MIKE FLORIO: Right. And they're willing to skirt the possibility of having to pay $50,000 grand or whatever the fine is. And if you do it multiple times, then you start having to worry about draft picks. The Seahawks have had multiple violations in the past.


MIKE FLORIO: That whole spirit of competition. Yeah, go out there and compete and compete and compete. And have to ask yourself, it's a business calculation.


MIKE FLORIO: Is it worth the risk of getting whacked if the benefit is, my team is better suited to compete on Sundays during football season? This is the preparation. The foundation is being laid.

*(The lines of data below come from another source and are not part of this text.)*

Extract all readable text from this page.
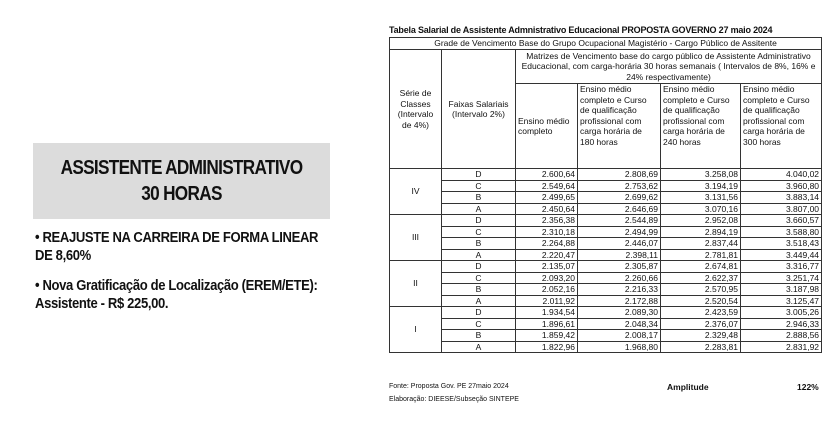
ASSISTENTE ADMINISTRATIVO
30 HORAS
• REAJUSTE NA CARREIRA DE FORMA LINEAR DE 8,60%
• Nova Gratificação de Localização (EREM/ETE): Assistente - R$ 225,00.
Tabela Salarial de Assistente Admnistrativo Educacional PROPOSTA GOVERNO 27 maio 2024
Grade de Vencimento Base do Grupo Ocupacional Magistério - Cargo Público de Assitente					
Série de Classes (Intervalo de 4%)	Faixas Salariais (Intervalo 2%)	Matrizes de Vencimento base do cargo público de Assistente Administrativo Educacional, com carga-horária 30 horas semanais ( Intervalos de 8%, 16% e 24% respectivamente)			
		Ensino médio completo	Ensino médio completo e Curso de qualificação profissional com carga horária de 180 horas	Ensino médio completo e Curso de qualificação profissional com carga horária de 240 horas	Ensino médio completo e Curso de qualificação profissional com carga horária de 300 horas
IV	D	2.600,64	2.808,69	3.258,08	4.040,02
	C	2.549,64	2.753,62	3.194,19	3.960,80
	B	2.499,65	2.699,62	3.131,56	3.883,14
	A	2.450,64	2.646,69	3.070,16	3.807,00
III	D	2.356,38	2.544,89	2.952,08	3.660,57
	C	2.310,18	2.494,99	2.894,19	3.588,80
	B	2.264,88	2.446,07	2.837,44	3.518,43
	A	2.220,47	2.398,11	2.781,81	3.449,44
II	D	2.135,07	2.305,87	2.674,81	3.316,77
	C	2.093,20	2.260,66	2.622,37	3.251,74
	B	2.052,16	2.216,33	2.570,95	3.187,98
	A	2.011,92	2.172,88	2.520,54	3.125,47
I	D	1.934,54	2.089,30	2.423,59	3.005,26
	C	1.896,61	2.048,34	2.376,07	2.946,33
	B	1.859,42	2.008,17	2.329,48	2.888,56
	A	1.822,96	1.968,80	2.283,81	2.831,92
Fonte: Proposta Gov. PE 27maio 2024
Elaboração: DIEESE/Subseção SINTEPE
Amplitude	122%
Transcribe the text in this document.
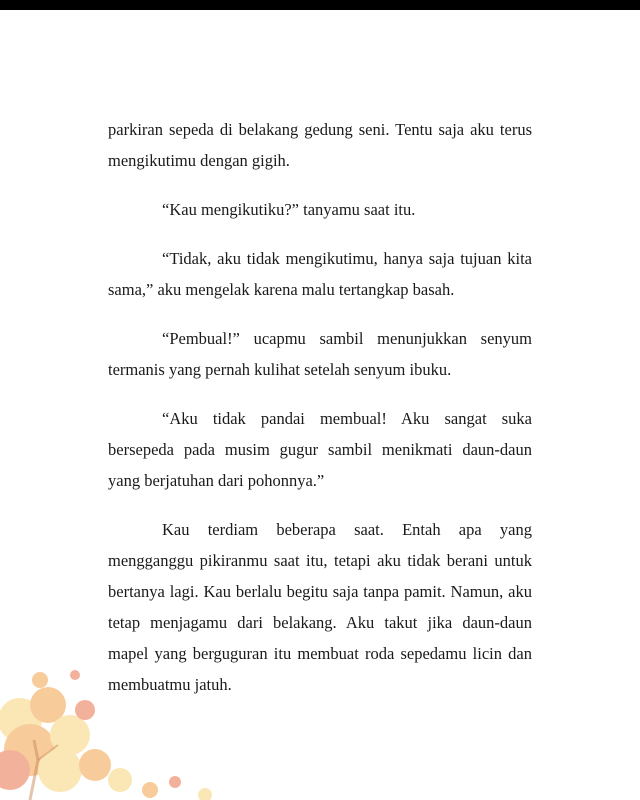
parkiran sepeda di belakang gedung seni. Tentu saja aku terus mengikutimu dengan gigih.

“Kau mengikutiku?” tanyamu saat itu.

“Tidak, aku tidak mengikutimu, hanya saja tujuan kita sama,” aku mengelak karena malu tertangkap basah.

“Pembual!” ucapmu sambil menunjukkan senyum termanis yang pernah kulihat setelah senyum ibuku.

“Aku tidak pandai membual! Aku sangat suka bersepeda pada musim gugur sambil menikmati daun-daun yang berjatuhan dari pohonnya.”

Kau terdiam beberapa saat. Entah apa yang mengganggu pikiranmu saat itu, tetapi aku tidak berani untuk bertanya lagi. Kau berlalu begitu saja tanpa pamit. Namun, aku tetap menjagamu dari belakang. Aku takut jika daun-daun mapel yang berguguran itu membuat roda sepedamu licin dan membuatmu jatuh.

The guys are here, let's go out there, let's begin the process of crafting our best 53 and getting the right mindset in these players. Why wait until July? They're here, let's do it now. That's the balance. And I'd say for some teams, it's strategic. Willing to take the risk--


MIKE FLORIO: --that the NFLPA is going to order a--

CHRIS SIMMS: Push the limit.

MIKE FLORIO: --a film of practice, and possibly punish us.


MIKE FLORIO: Because we come out of it with a better collection of football players.

CHRIS SIMMS: Yeah, that's right. I think, I think teams are willing to push the limit. I think teams a lot of the times almost call the bluff of the NFLPA representative that's on the football team, to where they know that they can call, like every team has two representatives, where they know they can call and be like, hey, we were on the field an hour too long today.


We had 10 people get knocked to the ground. Nobody's supposed to get hit out here. That can go on. But teams are willing to kind of call the bluff. And a lot of the times, the guy that's the NFLPA representative, he's a guy that also loves football and loves the team, and he's willing to, OK, we stayed on the field for 25 or 30 minutes, so what.

That's the sacrifice of it. So I do think teams are willing to take those chances. And I know that's not full through. There's a lot of players that try to do right by the guys that are NFLPA representatives and do call and tattletale.

But they also get a little bit of a reputation around the NFL, too, if you're that guy that does that too much. So to your point, yeah, this is the time of the year we're team building, get it ready for training camp, this is who we are. We got to buy into a mantra. And that's where it can get a little emotional and out of hand in the OTAs at times.